Status of the Market Authorisation Application of Apealea in the European Union
July 27, 2018
Oasmia Pharmaceutical AB hereby issues a notification that contrary to what was anticipated in the draft agenda for this month’s meeting by the Committee for Medicinal Products for Human Use (CHMP), there was no oral explanation and opinion this month. The CHMP was of the opinion that the remaining list of outstanding issues (LoOI) should be responded to in written form within the standard procedure timeline.

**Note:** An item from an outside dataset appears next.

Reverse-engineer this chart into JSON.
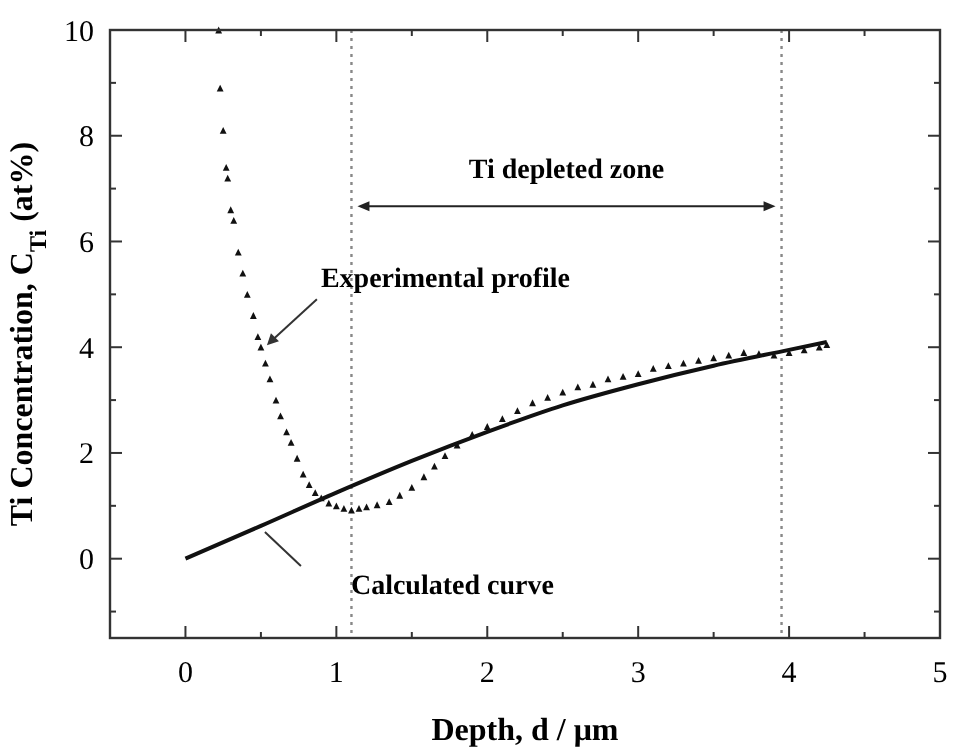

Oasmia will respond to these remaining LoOI’s and submit no later than August 21, 2018.
Notes to editors:
About Oasmia Pharmaceutical AB
Oasmia Pharmaceutical AB develops, manufactures, markets and sells new generations of drugs in the field of human and veterinary oncology. The company’s product development aims to create and manufacture novel nanoparticle formulations and drug-delivery systems based on well-established cytostatics which, in comparison with current alternatives, show improved properties, reduced side-effects, and expanded applications. The company’s product development is based on its proprietary in-house research and company patents. Oasmia is listed on NASDAQ Capital Markets (OASM.US), Frankfurt Stock Exchange (OMAX.GR, ISIN SE0000722365) and NASDAQ Stockholm (OASM.ST).
This information is information that Oasmia Pharmaceutical AB is obliged to make public pursuant to the EU Market Abuse Regulation. The information was submitted for publication, through the agency of the contact person set out above, at 14.25 CET on July 27, 2018.